Muito embora o entendimento do TRF1 tenha base sólida (interpretação restritiva de norma punitiva), a generalização do entendimento acarreta situações incompatíveis com o ordenamento jurídico, bem como passa ao largo de algumas peculiaridades, que ensejariam o reconhecimento do ato de improbidade.
Acaso qualquer prestação de contas eliminasse a improbidade da conduta, os gestores de recursos públicos teriam o prazo excessivamente longo para a prestação de contas.
Ora, se a ação de improbidade administrativa tem prazo prescricional de 5 (cinco) anos e se o TRF1 entende que a prestação de contas durante a ação de improbidade leva á improcedência do pedido, conclui-se facilmente que o prazo para prestar contas, sem sofrer nenhum sanção, é cerca de 8 a 10 anos (5 anos de prescrição + 3 a 5 anos para a prolação de sentença). Sobressai evidente que esse prazo não condiz com o ordenamento jurídico, que estima pela correta e tempestiva prestação de contas.
A aplicação generalizada do entendimento também não atenta para algumas peculiaridades de casos concretos, que podem denotar o dolo na apresentação de contas tardia.
Por exemplo, a falta de justificativa da prestação de contas tardia, como prevista no art. 72, § 5º da Portaria 507/2011, pode ser um critério de análise do dolo do gestor. Se este não presta contas e sequer justifica tal atitude perante a Administração Pública, é razoável abstrair o dolo, apto à condenação por ato de improbidade administrativa, mesmo que ele preste as contas após a propositura da ação de improbidade.
A quantidade de notificações recebidas e não respondidas também pode ser outro critério de análise da conduta subjetiva do gestor.
No mais, a generalização perpetrada pelo TRF1 parece esvaziar totalmente a previsão normativa inscrita no art. 11, inc. VI da Lei nº 8.429/92. De acordo com o entendimento do TRF1, não há espaço para a configuração de ato de improbidade administrativa por falta de prestação de contas.
Essas questões passam ao largo da grande maioria dos precedentes analisados do TRF1.

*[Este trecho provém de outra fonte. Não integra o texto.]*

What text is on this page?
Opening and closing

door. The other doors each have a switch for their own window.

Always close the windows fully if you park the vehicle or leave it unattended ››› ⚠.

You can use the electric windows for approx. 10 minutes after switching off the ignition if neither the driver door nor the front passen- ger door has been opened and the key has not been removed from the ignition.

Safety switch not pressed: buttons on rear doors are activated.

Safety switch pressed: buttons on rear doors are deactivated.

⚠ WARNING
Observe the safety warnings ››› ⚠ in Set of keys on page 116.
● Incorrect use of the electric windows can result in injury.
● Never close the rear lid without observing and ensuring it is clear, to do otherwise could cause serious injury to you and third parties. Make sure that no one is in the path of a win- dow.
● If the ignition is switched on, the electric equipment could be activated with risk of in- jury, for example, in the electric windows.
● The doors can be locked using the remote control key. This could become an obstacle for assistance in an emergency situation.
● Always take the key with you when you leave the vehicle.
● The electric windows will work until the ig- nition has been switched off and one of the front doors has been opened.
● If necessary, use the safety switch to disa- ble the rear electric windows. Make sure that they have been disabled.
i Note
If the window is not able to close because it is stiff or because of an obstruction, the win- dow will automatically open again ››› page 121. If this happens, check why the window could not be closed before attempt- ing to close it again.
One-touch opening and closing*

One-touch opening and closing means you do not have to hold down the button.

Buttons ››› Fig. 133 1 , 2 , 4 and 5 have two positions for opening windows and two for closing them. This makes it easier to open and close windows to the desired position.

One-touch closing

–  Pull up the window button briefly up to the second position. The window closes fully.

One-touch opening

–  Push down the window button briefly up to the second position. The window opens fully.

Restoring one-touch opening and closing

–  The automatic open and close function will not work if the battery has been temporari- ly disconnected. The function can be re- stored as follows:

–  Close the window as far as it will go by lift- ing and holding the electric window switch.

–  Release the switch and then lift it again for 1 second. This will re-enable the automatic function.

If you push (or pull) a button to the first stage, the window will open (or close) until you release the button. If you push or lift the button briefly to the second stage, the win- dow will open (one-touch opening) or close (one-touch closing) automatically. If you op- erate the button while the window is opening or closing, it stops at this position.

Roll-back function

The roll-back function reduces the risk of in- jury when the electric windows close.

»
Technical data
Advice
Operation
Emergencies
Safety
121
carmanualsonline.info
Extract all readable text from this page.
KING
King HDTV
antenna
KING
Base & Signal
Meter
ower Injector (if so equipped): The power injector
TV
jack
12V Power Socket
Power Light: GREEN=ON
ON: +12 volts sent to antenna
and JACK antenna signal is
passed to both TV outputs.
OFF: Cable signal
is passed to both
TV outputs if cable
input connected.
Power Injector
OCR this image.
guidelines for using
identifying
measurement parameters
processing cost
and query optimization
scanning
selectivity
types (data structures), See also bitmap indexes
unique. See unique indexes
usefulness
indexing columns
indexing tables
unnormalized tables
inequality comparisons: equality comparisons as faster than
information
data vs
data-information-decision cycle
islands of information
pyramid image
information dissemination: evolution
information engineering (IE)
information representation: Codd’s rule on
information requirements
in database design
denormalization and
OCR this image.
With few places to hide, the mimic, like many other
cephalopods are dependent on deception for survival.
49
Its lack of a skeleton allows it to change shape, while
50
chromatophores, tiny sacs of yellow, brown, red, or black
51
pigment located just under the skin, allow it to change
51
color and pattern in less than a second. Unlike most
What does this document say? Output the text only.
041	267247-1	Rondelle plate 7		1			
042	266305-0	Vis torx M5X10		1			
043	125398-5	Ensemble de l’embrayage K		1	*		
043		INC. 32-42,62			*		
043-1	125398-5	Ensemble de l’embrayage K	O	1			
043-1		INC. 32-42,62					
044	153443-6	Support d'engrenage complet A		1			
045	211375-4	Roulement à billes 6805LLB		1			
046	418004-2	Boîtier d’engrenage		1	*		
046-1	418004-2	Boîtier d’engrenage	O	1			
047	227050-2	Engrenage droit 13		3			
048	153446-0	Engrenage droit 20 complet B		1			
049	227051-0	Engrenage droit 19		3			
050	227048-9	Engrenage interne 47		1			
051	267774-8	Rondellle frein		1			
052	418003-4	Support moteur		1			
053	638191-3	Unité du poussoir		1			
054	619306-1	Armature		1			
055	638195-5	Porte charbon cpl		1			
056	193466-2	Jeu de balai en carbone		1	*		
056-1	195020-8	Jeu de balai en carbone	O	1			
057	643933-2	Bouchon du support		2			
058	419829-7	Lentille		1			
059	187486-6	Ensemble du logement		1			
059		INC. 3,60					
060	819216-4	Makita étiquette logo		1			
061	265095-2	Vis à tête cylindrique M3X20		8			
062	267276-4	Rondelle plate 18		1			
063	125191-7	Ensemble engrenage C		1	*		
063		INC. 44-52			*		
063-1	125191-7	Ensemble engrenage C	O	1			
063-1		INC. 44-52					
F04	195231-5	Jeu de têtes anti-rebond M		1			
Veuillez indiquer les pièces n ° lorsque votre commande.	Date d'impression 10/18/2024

Nesse sentido, o Superior Tribunal de Justiça – STJ já sinalizou pela necessidade de verificação das peculiaridades do caso concreto, em detrimento de uma aplicação generalizada do entendimento “prestação de contas tardia afasta a improbidade administrativa”.
ADMINISTRATIVO. IMPROBIDADE ADMINISTRATIVA. INEXISTÊNCIA.
PRESTAÇÃO DE CONTAS. APRESENTAÇÃO TARDIA. NÃO DEMONSTRAÇÃO DE DOLO.
1. A configuração do ato de improbidade administrativa previsto no art. 11 da Lei n. 8.429/92 somente é possível se demonstrada prática dolosa de conduta que atente contra os princípios da Administração Pública.
2. A ausência de prestação de contas, quando ocorre de forma dolosa, acarreta violação ao Princípio da Publicidade. Todavia, o simples atraso na entrega das contas, sem que exista dolo na espécie, não configura ato de improbidade.
3. Hipótese em que não foi demonstrada a indispensável prática dolosa da conduta de atentado aos princípios da Administração Pública. Ausência de ato de improbidade administrativa.
Agravo regimental improvido.
(AgRg no REsp 1382436/RN, Rel. Ministro HUMBERTO MARTINS, SEGUNDA TURMA, julgado em 20/08/2013, DJe 30/08/2013)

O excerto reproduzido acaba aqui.